Both ships participated in the fleet review commemorating Queen Victoria's Diamond Jubilee in 1897. They both served on the China Station, and Powerful went out later that year. Terrible had engine problems and was not commissioned until the following year. She set a record ferrying relief crews for the Mediterranean Fleet from Portsmouth to Malta in only 121 hours in late 1898. The ship was ordered to relieve Powerful in the Far East in late 1899, but they were both diverted to South Africa in light of rising tensions between the British and the Boers.

The ships arrived in mid-October, a few days after the Second Boer War began. Terribles captain, Percy Scott, then improvised field carriages for some naval guns to satisfy a request for more long-range artillery. Powerfuls captain, the Hon. Hedworth Lambton led a naval brigade and some of Percy's guns to reinforce the garrison of Ladysmith in late November. Terrible contributed a naval brigade and guns of her own during the Relief of Ladysmith in December 1899–March 1900. The performance of the gun crews from both ships inspired the RN's field gun competition. The ships continued on their respective voyages after Ladysmith was succored in March, Powerful to much acclaim in England and Terrible to China where her crew and guns helped to suppress the Boxer Rebellion a few months later.

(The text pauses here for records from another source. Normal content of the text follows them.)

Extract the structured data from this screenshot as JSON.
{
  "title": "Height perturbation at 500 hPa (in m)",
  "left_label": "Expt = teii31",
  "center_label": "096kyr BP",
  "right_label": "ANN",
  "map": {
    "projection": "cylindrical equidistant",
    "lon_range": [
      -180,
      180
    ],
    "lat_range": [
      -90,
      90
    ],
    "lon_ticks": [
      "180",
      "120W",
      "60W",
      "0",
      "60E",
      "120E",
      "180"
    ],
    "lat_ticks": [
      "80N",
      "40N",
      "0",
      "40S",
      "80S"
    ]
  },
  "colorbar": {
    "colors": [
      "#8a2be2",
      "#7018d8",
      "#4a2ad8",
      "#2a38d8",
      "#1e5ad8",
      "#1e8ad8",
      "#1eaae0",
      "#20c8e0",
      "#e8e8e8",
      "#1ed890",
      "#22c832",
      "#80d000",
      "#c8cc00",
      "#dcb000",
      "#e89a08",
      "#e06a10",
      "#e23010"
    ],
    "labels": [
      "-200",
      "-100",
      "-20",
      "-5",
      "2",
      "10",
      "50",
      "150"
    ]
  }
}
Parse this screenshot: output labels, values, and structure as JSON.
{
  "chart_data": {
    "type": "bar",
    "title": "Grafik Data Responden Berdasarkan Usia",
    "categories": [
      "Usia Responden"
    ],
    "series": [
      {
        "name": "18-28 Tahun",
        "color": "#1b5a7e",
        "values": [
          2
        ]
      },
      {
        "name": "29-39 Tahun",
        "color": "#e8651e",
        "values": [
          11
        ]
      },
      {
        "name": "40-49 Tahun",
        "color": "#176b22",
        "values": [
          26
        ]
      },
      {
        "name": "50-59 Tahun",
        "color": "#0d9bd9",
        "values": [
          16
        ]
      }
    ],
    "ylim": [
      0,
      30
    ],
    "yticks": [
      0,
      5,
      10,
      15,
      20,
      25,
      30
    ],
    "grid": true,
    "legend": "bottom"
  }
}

They were part of the relief force that reached the foreign quarter of Tianjin in June as well as the expedition that defeated the Chinese forces in the city of Tianjin in mid-July. They then participated in the second relief expedition to Peking in August before returning to the ship in September. Afterwards Scott devoted himself and his crew to gunnery training and later had his methods adopted by the entire Royal Navy.

Upon returning home both ships paid off and received long refits in 1902–1903. They spent the next several years in reserve. Powerful became the flagship of the Australia Station in 1905 until her return home in 1912 and then became a training ship until 1929 when she was sold for scrap. Terrible was principally in reserve after her return from China in 1902 and then served as an accommodation ship. During the First World War, she had most of her armament removed and briefly served as a troop transport before becoming a depot ship. Terrible then served as a training ship from 1918 until 1932 when, in her turn, she was sold for scrap.